Partner John Powell
Queer Places:
Harvard University (Ivy League), 2 Kirkland St, Cambridge, MA 02138
Columbia University (Ivy League), 116th St and Broadway, New York, NY 10027
Mount Auburn Cemetery
Cambridge, Middlesex County, Massachusetts, USA
Daniel Gregory Mason (November 20, 1873 – December 4, 1953) was an American composer and music critic. His longtime companion was Virginian composer and pianist John Powell (1882-1963). Pierre de Chaignon la Rose’s set, whose life centered on rooms in Matthews Hall that he shared with Daniel Gregory Mason, could hardly have escaped notice as boldly bohemian, and it included a wide range of types that showed the same diversity of the Wildean and Whitmanic observable in The Cult of the Purple Rose itself.
Mason was born in Brookline, Massachusetts. He came from a long line of notable American musicians, including his father Henry Mason, and his grandfather Lowell Mason. His cousin, John B. Mason, was a popular actor on the American and British stage. Daniel Mason studied under John Knowles Paine at Harvard University from 1891 to 1895, continuing his studies with George Chadwick and Percy Goetschius. He also studied with Arthur Whiting and later wrote a biographical journal article about him.[1] In 1894 he published his Opus 1, a set of keyboard waltzes, but soon after began writing about music as his primary career. He became a lecturer at Columbia University in 1905, where he would remain until his retirement in 1942, successively being awarded the positions of assistant professor (1910), MacDowell professor (1929) and head of the music department (1929-1940). He was elected a member of Phi Mu Alpha Sinfonia fraternity, the national fraternity for men in music, in 1914 by the Fraternity's Alpha chapter at the New England Conservatory in Boston.
After 1907, Mason began devoting significant time to composition, studying with Vincent D'Indy in Paris in 1913, garnering numerous honorary doctorates and winning prizes from the Society for the Publication of American Music and the Juilliard Foundation.
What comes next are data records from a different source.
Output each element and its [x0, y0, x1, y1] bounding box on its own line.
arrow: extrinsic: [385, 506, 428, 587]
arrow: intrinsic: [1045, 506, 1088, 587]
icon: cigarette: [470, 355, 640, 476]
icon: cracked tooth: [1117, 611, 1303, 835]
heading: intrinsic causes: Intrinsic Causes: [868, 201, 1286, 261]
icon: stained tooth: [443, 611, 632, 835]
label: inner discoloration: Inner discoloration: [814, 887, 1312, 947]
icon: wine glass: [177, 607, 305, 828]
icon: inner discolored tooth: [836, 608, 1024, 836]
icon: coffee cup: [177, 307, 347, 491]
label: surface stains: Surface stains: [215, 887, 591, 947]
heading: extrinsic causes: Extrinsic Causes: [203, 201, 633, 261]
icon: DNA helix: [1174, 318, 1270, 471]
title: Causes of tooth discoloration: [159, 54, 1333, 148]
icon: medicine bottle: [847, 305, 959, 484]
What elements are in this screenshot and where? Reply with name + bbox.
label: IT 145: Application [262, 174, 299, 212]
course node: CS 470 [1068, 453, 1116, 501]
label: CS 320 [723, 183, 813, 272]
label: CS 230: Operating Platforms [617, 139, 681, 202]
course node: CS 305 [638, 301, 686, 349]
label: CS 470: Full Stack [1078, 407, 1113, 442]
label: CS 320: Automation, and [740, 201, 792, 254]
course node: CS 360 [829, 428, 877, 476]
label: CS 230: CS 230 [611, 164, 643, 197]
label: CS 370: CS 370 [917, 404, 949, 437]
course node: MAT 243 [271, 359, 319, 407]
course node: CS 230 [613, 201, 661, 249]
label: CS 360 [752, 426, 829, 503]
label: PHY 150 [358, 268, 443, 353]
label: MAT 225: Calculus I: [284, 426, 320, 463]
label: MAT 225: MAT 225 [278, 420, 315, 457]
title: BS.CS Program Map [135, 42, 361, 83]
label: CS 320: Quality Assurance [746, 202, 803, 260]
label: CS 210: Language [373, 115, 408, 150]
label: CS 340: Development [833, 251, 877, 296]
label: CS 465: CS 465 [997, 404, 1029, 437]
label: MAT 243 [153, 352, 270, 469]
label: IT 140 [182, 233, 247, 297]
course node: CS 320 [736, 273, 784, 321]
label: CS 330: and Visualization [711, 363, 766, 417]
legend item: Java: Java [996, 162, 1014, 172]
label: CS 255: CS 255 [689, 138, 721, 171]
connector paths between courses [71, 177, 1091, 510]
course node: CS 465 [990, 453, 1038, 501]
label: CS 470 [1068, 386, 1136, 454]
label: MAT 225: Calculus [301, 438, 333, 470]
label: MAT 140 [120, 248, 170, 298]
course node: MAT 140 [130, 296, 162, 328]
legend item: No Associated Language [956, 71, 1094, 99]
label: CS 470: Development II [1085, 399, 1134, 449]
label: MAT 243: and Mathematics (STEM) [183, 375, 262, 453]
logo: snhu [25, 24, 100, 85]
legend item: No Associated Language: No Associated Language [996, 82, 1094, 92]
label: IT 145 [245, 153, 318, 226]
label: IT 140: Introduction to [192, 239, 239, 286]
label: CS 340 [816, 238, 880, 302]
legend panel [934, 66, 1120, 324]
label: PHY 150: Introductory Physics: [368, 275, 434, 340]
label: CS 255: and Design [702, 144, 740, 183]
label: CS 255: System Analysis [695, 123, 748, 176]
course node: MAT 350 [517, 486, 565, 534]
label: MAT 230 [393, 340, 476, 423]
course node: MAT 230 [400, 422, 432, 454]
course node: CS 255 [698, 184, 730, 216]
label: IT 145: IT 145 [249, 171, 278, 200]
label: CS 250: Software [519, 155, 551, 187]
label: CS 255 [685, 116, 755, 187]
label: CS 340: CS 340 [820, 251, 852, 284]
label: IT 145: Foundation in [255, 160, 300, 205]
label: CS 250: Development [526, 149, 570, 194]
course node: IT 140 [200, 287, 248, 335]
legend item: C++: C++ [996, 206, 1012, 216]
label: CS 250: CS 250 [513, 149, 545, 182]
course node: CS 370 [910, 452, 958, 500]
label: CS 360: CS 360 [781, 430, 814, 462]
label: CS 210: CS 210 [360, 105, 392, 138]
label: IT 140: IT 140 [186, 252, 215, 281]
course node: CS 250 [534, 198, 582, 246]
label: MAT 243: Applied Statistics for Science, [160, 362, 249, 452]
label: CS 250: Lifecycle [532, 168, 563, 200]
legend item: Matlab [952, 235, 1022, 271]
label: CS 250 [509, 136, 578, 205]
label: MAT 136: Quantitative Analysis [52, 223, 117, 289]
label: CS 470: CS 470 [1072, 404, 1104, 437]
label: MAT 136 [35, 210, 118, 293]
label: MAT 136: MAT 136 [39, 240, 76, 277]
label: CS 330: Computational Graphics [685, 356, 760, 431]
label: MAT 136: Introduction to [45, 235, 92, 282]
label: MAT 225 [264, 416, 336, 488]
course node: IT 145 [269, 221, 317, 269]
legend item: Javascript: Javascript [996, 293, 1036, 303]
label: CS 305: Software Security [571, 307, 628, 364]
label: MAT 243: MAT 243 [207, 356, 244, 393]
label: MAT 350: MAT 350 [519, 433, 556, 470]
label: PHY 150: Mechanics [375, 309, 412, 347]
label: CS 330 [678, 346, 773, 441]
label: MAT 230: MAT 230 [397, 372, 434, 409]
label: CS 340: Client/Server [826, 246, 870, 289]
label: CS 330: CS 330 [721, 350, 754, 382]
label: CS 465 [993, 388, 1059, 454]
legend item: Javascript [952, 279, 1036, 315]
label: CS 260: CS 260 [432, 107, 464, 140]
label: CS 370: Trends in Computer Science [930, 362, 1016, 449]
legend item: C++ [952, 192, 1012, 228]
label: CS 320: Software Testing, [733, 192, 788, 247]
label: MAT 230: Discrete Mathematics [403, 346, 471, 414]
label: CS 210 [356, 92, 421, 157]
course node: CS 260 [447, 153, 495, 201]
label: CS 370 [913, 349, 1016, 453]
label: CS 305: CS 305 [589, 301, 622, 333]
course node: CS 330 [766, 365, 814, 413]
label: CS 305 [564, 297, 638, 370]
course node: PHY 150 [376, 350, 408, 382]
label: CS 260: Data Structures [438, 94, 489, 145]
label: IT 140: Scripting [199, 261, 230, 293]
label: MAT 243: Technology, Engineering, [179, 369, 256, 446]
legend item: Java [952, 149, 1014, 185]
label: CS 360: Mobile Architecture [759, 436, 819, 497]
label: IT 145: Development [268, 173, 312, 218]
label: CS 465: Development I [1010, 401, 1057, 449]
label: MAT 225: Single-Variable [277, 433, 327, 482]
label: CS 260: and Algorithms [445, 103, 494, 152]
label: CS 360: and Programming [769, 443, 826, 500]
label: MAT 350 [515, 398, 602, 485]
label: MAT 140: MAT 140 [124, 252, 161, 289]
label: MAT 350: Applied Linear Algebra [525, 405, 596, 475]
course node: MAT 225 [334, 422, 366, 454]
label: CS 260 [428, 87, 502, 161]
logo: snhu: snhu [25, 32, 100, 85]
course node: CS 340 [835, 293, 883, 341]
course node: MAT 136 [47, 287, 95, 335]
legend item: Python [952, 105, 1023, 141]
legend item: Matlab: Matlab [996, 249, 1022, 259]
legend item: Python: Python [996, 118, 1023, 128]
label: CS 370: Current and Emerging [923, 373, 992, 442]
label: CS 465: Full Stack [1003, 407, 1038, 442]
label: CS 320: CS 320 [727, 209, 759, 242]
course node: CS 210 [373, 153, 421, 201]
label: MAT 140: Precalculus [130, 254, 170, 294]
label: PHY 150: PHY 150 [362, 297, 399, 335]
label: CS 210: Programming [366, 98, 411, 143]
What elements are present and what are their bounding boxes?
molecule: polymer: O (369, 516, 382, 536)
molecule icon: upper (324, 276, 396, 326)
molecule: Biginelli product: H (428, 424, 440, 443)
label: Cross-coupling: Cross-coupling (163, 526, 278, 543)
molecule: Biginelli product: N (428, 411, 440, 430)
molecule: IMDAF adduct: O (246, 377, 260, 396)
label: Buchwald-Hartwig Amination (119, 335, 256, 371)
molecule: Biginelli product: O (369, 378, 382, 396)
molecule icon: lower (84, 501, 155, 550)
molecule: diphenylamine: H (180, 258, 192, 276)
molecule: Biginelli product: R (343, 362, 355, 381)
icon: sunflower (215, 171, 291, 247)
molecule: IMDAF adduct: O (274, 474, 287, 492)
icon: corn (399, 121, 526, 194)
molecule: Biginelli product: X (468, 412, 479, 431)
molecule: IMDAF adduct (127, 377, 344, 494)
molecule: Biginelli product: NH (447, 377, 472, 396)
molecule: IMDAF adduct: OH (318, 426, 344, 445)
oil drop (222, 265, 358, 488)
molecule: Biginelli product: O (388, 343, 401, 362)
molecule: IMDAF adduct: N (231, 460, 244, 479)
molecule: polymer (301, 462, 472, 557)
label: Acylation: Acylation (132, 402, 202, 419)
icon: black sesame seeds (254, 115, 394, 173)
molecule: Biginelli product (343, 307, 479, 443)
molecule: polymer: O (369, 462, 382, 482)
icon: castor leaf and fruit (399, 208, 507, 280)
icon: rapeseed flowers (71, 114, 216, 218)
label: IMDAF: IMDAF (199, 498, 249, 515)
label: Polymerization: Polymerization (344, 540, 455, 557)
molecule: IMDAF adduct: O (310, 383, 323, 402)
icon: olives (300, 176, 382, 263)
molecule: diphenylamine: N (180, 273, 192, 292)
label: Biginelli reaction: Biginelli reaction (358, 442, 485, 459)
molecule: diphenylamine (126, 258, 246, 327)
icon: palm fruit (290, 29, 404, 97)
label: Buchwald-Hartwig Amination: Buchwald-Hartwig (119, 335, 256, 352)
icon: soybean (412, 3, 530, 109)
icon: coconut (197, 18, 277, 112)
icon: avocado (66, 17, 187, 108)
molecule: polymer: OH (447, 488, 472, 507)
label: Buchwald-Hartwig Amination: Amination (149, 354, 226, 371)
He died in Greenwich, Connecticut.
Mason's compositional idiom was thoroughly romantic. He deeply admired and respected the Austro-Germanic canon of the nineteenth century, especially Brahms; despite studying under D'Indy, he disliked impressionism and utterly disregarded the modernist musical movements of the 20th century. Mason sought to increase respect for American music, sometimes incorporating indigenous and popular motifs (such as popular songs or Negro spirituals) into his scores or evoking them through suggestive titles, though he was not a thorough-going nationalist. He was a fastidious composer who repeatedly revised his scores (the manuscripts of which are now held at Columbia).
Mason wrote or co-wrote eighteen books on music, including an autobiography and a number of music appreciation works written for a general audience. His analyses of the chamber music of Brahms and Beethoven have been recognized as insightful. In his more polemical works, he attacked modern music, urged American composers to stop imitating Continental models and find an individual style, and criticized European conductors in America (such as Toscanini) for rarely including American works in their programs.